COD (chemical oxygen demand)
Chemical Oxygen Demand (COD) atau Kebutuhan Oksigen Kimia (KOK)
adalah jumlah oksigen (mg O2) yang dibutuhkan untuk mengoksidasi zat-zat
organik dan anorganik yang ada dalam sampel air, dimana pengoksidasi K2Cr2O7
digunakan sebagai sumber oksigen (oxidizing agent) dalam suasana asam.
Dikromat sebagai oksidator dapat mengoksidasi bahan organik sekitar 95%-100%
(Suharto, 2011).
COD menggambarkan jumlah total oksigen yang dibutuhkan untuk
mengoksidasi bahan organik secara kimiawi, baik yang dapat didegradasi secara
11
biologis (biodegradable) maupun yang sukar didegradasi secara biologis (non
degradable) menjadi CO2 dan H2O (Fardiaz, 2006).
Umumnya uji COD menghasilkan nilai kebutuhan oksigen yang lebih
tinggi dibandingkan dengan uji BOD, karena bahan-bahan yang stabil terhadap
reaksi biologi dan mikroorganisme dapat ikut teroksidasi dalam uji COD. Bahkan
yang tidak dapat didegradasi secara biologis tersebut akan didegradasi secara
kimiawi melalui proses oksidasi, jumlah oksigen yang dibutuhkan untuk
mengoksidasi tersebut dikenal dengan nama COD (chemical oxygen demand)
(Suharto, 2011).
BOD (biochemical oxygen demand)
Angka BOD (biochemical oxygen demand) disebut juga kebutuhan
oksigen biokimiawi adalah suatu analisis empiris yang mencoba mendekati secara
global proses-proses mikrobiologis yang sebenarnya terjadi di dalam air. Angka
BOD adalah jumlah oksigen yang dibutuhkan oleh mikroorganisme aerob untuk
menguraikan zat organik yang terdapat di dalam air. Pengukuran BOD diperlukan
untuk menentukan beban pencemaran yang berasal dari air buangan penduduk
ataupun industri dengan mendesain sistem pengolahan biologis (Fardiaz, 2006).
Pengukuran BOD didasarkan atas reaksi oksidasi zat organik oleh oksigen
dalam air, dan proses tersebut berlangsung disebabkan adanya bakteri aerobik.

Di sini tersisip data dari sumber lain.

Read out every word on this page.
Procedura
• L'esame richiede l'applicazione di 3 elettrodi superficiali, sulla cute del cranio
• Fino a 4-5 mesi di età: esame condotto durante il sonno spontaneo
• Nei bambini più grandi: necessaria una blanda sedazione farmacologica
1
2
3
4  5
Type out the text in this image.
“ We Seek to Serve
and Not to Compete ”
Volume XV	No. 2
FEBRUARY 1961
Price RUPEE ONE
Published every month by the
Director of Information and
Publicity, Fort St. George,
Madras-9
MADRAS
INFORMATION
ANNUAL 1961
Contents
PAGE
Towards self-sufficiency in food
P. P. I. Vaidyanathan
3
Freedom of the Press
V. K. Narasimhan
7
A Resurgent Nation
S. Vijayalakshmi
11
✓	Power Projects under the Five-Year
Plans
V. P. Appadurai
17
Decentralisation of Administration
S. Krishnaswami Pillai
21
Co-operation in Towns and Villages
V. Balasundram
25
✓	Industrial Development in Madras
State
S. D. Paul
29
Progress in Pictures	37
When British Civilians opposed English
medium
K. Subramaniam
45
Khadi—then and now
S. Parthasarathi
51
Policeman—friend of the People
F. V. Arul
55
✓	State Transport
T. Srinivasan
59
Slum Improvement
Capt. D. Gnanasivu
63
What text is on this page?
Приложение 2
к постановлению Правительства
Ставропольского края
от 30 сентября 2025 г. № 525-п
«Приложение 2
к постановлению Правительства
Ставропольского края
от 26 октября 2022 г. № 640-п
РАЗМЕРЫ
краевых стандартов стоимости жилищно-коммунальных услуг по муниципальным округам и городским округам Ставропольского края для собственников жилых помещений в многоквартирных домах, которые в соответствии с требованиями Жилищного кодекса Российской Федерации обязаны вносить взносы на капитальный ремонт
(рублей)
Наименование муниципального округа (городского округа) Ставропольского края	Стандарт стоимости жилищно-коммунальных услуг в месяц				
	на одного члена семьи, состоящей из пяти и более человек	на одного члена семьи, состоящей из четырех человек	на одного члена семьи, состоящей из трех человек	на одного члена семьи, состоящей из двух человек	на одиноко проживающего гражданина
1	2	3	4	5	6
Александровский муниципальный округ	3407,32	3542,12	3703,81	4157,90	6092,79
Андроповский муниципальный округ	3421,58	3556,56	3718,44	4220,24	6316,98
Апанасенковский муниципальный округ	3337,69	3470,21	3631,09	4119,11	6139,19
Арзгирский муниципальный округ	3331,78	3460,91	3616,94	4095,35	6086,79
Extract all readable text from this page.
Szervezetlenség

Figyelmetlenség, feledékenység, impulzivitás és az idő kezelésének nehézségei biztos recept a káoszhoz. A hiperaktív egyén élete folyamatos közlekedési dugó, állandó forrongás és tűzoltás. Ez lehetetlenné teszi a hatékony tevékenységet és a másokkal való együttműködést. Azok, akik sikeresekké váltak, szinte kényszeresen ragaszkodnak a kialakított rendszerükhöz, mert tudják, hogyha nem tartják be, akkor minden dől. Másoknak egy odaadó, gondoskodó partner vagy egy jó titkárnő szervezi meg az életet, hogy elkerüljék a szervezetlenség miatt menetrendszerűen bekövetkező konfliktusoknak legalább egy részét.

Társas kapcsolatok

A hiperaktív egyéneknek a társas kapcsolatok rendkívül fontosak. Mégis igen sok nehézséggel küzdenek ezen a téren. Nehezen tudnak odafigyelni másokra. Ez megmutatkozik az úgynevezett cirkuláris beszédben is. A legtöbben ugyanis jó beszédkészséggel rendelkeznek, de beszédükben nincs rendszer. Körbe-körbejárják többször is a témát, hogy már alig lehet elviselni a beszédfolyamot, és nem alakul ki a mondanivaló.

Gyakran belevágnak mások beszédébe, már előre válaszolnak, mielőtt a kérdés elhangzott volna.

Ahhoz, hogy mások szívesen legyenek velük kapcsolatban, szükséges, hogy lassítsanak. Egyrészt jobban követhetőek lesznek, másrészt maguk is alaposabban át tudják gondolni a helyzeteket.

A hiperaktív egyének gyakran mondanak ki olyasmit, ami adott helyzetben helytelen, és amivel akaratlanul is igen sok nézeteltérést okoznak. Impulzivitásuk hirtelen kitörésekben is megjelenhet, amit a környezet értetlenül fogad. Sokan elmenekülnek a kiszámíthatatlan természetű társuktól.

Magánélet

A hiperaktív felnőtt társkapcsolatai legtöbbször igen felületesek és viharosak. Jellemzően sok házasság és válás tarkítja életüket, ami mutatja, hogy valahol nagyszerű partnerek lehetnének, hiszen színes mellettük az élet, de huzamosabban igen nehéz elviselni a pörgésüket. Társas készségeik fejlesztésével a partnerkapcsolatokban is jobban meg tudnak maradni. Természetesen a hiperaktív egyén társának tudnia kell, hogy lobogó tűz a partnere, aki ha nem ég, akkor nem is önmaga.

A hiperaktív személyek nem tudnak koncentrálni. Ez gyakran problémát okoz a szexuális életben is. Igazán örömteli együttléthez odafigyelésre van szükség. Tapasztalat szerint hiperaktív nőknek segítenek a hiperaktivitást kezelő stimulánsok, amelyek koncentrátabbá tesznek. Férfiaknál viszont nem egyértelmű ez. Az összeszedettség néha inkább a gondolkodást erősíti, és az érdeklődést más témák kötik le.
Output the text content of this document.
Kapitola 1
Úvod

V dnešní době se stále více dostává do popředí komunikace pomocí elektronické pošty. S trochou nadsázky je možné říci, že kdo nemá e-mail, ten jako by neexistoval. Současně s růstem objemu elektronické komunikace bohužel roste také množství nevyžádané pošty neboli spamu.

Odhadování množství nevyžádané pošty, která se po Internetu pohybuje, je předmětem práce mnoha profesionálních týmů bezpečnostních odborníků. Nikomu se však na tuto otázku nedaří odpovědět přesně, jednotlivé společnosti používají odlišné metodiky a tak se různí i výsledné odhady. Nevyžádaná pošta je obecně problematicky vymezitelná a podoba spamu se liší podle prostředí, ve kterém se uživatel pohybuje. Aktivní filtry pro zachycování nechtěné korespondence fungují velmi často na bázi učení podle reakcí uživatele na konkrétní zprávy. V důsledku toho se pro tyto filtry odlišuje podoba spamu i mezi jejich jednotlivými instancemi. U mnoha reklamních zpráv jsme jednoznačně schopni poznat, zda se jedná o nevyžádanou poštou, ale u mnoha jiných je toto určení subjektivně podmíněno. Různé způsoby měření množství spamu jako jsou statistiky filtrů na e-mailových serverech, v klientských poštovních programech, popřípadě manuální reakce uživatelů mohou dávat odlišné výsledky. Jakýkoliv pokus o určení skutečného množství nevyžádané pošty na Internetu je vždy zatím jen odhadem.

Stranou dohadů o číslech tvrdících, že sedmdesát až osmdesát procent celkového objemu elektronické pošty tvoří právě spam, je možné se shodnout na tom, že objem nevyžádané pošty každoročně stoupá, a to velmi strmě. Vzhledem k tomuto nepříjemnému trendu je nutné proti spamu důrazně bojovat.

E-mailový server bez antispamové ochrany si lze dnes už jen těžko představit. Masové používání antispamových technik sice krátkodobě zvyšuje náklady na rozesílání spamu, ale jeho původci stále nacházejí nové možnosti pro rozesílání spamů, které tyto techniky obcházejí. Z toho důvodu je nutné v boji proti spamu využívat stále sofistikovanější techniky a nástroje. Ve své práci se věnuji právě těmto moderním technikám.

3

Pada kondisi suhu optimal, kecukupan nutrien, kecukupan oksigen terlarut, nilai
pH optimal, maka mikroba dapat tumuh dan berkembang biak secara maksimal
dengan menggunakan subtrat senyawa kimia organik dalam limbah cair
(Suharto, 2011).
12
TSS (total suspended solid)
TSS adalah jumlah berat dalam mg/liter kering lumpur yang ada dalam
limbah setelah mengalami penyaringan dengan membran berukuran 0,45 mikron
(Suharto, 2011). Kemudian dikeringkan dalam oven pada temperatur 103°C–
105°C, hingga diperoleh berat tetap. Partikel yang sama besar, partikel yang
mengapung dan zat-zat yang menggumpal yang tidak tercampur dalam air,
terlebih dahulu dipisahkan sebelum pengujian (Lenore et al., 1998). Padatan
tersuspensi terdiri dari partikel-partikel yang ukuran maupun beratnya lebih kecil
dari sedimen, misalnya tanah liat, bahan organik tertentu, sel mikroorganisme dan
lainnya (Fardiaz, 2006).
Penentuan zat padat tersuspensi (TSS) berguna untuk mengetahui
kekuatan pencemaran air limbah domestik, dan juga berguna untuk penentuan
efisiensi unit pengolahan air (BAPPEDA, 1995). Metode ini digunakan untuk
menentukan residu tersuspensi yang terdapat dalam contoh uji air dan air limbah
secara gravimetrik (Lenore et al., 1998).
Suhu
Suhu air limbah akan mempengaruhi kecepatan reaksi kimia serta tata
kehidupan dalam air. Perubahan suhu memperlihatkan aktivitas kimiawi biologis
pada benda padat dan gas dalam air. Suhu yang tinggi menyebabkan terjadinya
pembusukan dan tingkatan oksidasi zat organik. Selain itu, suhu mempengaruhi
aktivitas metabolisme maupun perkembangbiakan organisme (Effendi, 2003).
13
Derajat Keasaman (pH)
Derajat keasaman (pH) seringkali dijadikan parameter baik buruknya
kualitas suatu perairan. Hal ini dikarenakan pH mempunyai pengaruh besar
terhadap kehidupan organisme di perairan. Nilai pH air digunakan untuk
mengekpresikan kondisi keasaman (kosentrasi ion hidrogen) air limbah. Skala pH
berkisar antara 1-14. Kisaran nilai pH 1-7 termasuk kondisi asam, pH 7-14
termasuk kondisi basa, dan pH 7 adalah kondisi netral.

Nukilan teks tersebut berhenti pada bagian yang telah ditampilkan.